Dari Athiyyah as-Sa’di Radhiyallahu anhu berkata, Rasulullah bersabda:
إِنَّ الْغَضَبَ مِنْ الشَّيْطَانِ وَإِنَّ الشَّيْطَانَ خُلِقَ مِنْ النَّارِ وَإِنَّمَا تُطْفَأُ النَّارُ بِالْمَاءِ فَإِذَا غَضِبَ أَحَدُكُمْ فَلْيَتَوَضَّأْ
“Sesungguhnya amarah itu dari setan dan setan diciptakan dari api. Api akan padam dengan air. Apabila salah seorang dari kalian marah, hendaknya berwudhu.” (HR. Abu Daud, no. 4784. Al-Hafizh Abu Thahir mengatakan bahwa sanad hadits ini hasan)
- Jika suami marah maka hendaklah istri diam dan sebaliknya, karena jika keduanya saling membalas itu sama dengan api yang disiram dengan bensin.
Ada hadits yang diriwayatkan oleh Imam Ahmad,
وَ إِذَا غَضِبَ أَحَدُكُمْ فَلْيَسْكُتْ
“Jika salah seorang di antara kalian marah, diamlah.” (HR. Ahmad, 1: 239. Syaikh Syu’aib Al-Arnauth mengatakan bahwa sanad hadits ini hasan lighairihi)
- Sering sekali kita melihat orang yang marah mengucapkan kalimat “istighfar”, maka ini salah; obatyang benar adalah ketika seseorang dikuasai oleh amarahnya maka hendaknya ia mengucapkan kalimat “isti’adzah“.
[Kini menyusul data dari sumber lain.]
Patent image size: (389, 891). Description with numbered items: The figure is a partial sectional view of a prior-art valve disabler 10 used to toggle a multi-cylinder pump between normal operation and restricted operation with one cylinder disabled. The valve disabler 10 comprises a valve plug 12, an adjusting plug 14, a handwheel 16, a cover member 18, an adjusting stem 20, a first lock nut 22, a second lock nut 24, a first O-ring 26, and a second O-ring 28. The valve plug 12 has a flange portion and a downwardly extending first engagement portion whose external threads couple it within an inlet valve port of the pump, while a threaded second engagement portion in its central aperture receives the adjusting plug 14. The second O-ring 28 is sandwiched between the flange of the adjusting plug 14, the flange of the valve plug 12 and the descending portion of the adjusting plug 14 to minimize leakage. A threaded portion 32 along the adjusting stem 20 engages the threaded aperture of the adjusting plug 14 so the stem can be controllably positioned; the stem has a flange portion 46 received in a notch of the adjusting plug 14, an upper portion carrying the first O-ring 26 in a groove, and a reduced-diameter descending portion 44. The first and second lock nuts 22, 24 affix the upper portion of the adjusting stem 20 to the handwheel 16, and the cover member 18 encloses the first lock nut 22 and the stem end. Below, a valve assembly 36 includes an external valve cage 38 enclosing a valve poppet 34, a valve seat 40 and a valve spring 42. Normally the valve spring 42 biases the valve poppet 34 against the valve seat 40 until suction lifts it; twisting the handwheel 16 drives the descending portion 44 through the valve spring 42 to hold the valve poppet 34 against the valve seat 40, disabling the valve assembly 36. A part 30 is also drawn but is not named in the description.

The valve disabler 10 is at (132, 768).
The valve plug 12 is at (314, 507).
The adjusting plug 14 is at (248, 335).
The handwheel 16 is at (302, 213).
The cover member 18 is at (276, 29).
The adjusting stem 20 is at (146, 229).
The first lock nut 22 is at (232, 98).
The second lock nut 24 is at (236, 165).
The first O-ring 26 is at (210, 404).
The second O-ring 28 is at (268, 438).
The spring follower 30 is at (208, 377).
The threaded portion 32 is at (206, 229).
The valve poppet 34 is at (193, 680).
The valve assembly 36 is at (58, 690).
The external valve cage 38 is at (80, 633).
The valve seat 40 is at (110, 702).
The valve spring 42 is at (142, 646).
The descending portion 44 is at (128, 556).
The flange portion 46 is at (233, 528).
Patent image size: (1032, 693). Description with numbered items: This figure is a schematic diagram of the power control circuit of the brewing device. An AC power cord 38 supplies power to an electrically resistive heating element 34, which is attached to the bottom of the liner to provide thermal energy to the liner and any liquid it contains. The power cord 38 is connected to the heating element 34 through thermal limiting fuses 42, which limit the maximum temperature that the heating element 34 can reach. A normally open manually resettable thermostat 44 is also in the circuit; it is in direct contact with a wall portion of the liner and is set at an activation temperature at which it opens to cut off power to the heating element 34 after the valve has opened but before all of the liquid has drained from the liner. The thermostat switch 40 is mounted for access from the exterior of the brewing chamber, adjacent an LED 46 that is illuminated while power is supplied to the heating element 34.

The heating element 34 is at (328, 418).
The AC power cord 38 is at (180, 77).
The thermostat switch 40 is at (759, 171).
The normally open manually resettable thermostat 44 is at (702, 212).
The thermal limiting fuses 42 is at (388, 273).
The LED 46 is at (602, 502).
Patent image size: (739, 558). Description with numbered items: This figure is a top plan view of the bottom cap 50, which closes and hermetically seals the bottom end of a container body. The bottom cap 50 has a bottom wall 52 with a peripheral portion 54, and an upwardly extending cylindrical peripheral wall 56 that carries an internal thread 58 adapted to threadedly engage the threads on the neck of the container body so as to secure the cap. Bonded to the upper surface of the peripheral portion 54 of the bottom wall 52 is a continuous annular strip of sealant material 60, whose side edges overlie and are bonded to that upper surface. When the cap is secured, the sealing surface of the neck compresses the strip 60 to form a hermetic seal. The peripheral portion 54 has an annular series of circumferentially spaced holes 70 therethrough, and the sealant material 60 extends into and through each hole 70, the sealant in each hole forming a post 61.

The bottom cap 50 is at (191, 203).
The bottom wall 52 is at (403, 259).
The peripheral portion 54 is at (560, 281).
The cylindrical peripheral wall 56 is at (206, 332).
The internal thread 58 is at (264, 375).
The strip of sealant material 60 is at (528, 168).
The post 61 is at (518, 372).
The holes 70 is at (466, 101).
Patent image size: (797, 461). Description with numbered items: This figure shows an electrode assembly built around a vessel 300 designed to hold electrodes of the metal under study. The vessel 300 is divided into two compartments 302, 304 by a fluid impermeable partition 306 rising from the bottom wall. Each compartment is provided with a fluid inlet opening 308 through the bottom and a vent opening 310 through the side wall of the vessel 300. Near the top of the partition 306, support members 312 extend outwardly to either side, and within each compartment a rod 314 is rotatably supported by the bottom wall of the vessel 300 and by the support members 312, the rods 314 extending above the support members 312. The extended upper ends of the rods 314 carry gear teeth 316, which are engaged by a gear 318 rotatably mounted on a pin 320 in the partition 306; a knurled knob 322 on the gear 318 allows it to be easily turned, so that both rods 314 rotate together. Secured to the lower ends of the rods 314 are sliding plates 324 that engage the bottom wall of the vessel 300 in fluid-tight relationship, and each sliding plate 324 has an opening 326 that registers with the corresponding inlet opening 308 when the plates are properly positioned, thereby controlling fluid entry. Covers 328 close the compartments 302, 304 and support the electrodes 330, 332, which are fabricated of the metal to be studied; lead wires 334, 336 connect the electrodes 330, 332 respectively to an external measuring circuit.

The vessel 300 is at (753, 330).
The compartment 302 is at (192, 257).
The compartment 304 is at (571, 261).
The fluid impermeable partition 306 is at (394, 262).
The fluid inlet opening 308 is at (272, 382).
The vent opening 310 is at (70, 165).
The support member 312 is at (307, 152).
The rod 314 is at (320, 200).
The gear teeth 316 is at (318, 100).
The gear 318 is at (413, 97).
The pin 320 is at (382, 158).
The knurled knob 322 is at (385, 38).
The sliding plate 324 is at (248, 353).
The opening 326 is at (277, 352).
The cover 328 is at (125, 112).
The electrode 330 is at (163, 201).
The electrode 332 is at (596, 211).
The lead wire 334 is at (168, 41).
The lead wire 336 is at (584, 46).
Dari Abu Hurairah radhiyallahu ‘anhu,
إِذَا غَضِبَ الرَّجُلُ فَقَالَ أَعُوْذُ بِاللهِ ، سَكَنَ غَضْبُهُ
“Jika seseorang dalam keadaan marah, lantas ia ucapkan, ‘A’udzu billah (Aku meminta perlindungan kepada Allah)’, maka redamlah marahnya.” (HR. As-Sahmi dalam Tarikh Jarjan, 252. Silsilah Al-Ahadits Ash-Shahihah, no. 1376)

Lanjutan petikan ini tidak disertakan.